Cordilleran Section (104th Annual) and Rocky Mountain Section (60th Annual) Joint Meeting (19–21 March 2008)

Paper No. 10
Presentation Time: 8:00 AM-12:00 PM

INCORPORATION OF HOST ROCK BLOCKS DURING GROWTH OF THE AZTEC WASH PLUTON, ELDORADO MOUNTAINS, NEVADA


SMITH, Jamie1, MILLER, Jonathan1, KOTEAS, G. Christopher2 and MILLER, Calvin3, (1)Department of Geology, San Jose State University, San Jose, CA 95192-0102, (2)Department of Geosciences, University of Massachusetts Amherst, 611 North Pleasant Street, 233 Morrill Science Center, Amherst, MA 01003, (3)Department of Earth and Environmental Sciences, Vanderbilt University, Nashville, TN 37235, marsgirl5300@aol.com

Material transfer processes that accommodate magma ascent, collection and growth of plutons are not fully understood, in part because of inadequate exposure in the vertical dimension. The Miocene Aztec Wash pluton (AWP), which is situated in the Eldorado Mountains within the Colorado River Extensional Corridor (CREC), has been moderately to steeply tilted and therefore provides a spectacular vertical cross-sectional view. Previous work on the 15.8-15.6 Ma AWP has shown that it was constructed by vertical accumulation of mafic sheets intruded into granite magma with widespread hybridization to produce intermediate rocks. Host rocks of the AWP include Early Proterozoic granitic orthogneiss, Late Cretaceous granite, and a slightly older Miocene pluton. Within the exposed AWP, host rock xenoliths make up roughly 10% of the total area of exposure (but with a large range of local variation; 0 to >50%) and they occur at all structural levels.
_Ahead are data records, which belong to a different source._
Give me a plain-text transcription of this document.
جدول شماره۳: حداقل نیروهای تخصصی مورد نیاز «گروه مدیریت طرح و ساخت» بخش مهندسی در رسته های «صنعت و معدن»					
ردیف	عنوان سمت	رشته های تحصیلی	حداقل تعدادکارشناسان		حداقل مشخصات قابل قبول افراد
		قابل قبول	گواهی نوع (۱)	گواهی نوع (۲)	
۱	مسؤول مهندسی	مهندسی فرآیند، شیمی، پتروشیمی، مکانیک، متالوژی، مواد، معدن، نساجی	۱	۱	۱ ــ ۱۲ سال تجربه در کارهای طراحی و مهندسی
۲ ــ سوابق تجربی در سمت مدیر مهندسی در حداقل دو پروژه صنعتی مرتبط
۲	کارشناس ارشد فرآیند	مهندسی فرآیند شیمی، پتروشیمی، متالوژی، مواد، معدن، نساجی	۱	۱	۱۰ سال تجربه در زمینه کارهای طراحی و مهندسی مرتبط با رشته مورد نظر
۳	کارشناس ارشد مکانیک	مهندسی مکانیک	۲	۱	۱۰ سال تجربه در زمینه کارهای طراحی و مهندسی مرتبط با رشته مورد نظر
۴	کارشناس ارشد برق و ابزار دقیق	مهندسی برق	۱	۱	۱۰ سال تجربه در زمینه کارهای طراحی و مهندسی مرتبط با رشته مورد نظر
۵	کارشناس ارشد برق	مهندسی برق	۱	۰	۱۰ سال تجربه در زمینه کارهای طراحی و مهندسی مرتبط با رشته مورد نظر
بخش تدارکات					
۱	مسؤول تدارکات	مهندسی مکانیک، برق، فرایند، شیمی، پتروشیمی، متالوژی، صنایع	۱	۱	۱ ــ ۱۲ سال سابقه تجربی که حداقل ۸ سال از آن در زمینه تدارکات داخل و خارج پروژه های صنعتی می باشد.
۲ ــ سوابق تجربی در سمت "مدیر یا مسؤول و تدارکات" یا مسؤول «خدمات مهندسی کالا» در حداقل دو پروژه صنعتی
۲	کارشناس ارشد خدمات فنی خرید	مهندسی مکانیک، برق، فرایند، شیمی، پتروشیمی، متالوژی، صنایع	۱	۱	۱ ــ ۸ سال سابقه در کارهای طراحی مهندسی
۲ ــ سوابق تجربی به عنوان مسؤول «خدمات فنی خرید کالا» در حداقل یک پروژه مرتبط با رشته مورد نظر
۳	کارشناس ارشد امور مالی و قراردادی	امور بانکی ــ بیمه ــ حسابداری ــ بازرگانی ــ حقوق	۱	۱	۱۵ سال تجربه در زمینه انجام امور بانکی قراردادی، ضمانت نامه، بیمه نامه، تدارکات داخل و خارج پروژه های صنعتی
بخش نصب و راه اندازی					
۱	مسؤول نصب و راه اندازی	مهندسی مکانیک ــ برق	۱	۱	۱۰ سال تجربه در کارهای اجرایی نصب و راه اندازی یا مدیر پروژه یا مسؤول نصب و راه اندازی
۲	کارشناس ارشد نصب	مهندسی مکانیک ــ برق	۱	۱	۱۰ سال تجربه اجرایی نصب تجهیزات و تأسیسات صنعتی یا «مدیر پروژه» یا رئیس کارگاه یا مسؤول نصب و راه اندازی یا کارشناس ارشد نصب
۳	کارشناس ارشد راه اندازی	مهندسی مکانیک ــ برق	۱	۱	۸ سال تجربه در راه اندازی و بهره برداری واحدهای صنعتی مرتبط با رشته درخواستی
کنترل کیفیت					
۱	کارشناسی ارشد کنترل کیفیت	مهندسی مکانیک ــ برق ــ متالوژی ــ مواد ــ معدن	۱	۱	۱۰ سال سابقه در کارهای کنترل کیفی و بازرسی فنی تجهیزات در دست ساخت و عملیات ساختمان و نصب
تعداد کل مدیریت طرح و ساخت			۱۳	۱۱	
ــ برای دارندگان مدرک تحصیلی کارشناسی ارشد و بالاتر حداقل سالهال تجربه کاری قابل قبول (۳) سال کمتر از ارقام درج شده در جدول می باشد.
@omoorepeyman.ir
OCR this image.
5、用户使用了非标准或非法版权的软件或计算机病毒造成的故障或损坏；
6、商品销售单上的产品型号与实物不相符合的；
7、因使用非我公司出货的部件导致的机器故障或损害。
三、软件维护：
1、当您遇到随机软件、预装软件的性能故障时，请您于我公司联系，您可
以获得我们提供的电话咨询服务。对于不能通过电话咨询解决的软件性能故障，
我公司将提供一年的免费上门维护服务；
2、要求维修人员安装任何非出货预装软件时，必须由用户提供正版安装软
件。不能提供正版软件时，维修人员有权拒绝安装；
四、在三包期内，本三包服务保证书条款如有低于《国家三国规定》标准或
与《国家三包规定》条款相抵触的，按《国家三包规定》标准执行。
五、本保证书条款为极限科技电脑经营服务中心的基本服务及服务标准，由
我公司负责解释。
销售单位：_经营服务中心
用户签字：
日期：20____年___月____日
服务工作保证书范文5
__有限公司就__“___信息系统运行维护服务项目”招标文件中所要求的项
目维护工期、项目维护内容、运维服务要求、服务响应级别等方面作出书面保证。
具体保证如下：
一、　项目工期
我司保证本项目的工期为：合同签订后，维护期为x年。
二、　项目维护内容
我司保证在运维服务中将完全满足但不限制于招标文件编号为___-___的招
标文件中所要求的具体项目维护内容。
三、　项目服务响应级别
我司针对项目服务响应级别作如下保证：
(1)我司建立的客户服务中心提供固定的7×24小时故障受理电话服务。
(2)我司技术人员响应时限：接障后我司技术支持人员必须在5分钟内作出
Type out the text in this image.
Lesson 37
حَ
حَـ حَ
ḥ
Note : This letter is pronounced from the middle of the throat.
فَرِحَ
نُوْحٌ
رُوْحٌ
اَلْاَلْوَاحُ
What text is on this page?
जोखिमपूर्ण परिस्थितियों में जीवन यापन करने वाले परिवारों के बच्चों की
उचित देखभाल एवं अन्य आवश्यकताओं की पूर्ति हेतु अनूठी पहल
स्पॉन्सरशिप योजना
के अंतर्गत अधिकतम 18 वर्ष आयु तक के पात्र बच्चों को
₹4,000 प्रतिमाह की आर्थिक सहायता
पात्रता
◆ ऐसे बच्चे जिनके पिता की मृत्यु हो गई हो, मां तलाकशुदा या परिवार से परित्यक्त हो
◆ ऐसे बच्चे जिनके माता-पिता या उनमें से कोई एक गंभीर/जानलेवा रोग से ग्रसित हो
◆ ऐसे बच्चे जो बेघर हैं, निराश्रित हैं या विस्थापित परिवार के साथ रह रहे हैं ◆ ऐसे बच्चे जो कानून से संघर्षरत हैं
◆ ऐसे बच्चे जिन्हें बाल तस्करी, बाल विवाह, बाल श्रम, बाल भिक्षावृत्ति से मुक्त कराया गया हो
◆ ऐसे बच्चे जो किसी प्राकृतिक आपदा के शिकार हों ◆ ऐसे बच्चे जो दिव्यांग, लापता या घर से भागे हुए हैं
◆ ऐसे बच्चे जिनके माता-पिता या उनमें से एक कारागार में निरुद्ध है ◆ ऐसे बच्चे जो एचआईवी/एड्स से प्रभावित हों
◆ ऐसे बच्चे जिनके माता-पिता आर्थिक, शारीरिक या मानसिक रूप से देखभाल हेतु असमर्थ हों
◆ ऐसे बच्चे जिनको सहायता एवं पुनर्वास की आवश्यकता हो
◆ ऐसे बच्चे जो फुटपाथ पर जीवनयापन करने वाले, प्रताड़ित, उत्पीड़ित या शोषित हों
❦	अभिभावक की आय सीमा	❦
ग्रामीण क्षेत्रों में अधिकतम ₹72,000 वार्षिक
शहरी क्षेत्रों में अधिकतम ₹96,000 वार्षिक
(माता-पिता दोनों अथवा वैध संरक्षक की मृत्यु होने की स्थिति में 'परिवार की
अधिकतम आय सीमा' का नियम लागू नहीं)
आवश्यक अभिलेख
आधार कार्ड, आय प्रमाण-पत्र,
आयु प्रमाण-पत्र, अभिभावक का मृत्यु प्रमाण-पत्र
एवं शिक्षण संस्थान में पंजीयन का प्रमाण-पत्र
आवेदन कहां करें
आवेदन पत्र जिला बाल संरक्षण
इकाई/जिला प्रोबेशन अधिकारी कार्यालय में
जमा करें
Mapping at 1:6000 of a block-rich area near the structurally highest levels of the AWP has shown that: (1) size, angularity, and integrity of contacts with surrounding plutonic rocks are highly variable; (2) orientation of sub-solidus fabrics in gneiss blocks within the map area show no preferred orientation in contrast to host rocks along the AWP margins; (3) relationships between the blocks and the adjacent AWP rocks show evidence of mechanical disaggregation and physical mixing to varying degrees; (4) blocks with foliations at high angles to sheet contacts and draping of sheets over large blocks are present, and in general the sheets are less continuous than in areas of the pluton lacking abundant host rock blocks.

These observations, together with the evidence for vertical growth of the pluton and the distribution of host rock xenoliths suggest episodic detachment of surrounding host rocks (possibly during eruption?) to form xenoliths. Gravity induced downward movement of xenoliths disrupted layers, and the xenoliths were progressively incorporated into the aggrading pluton.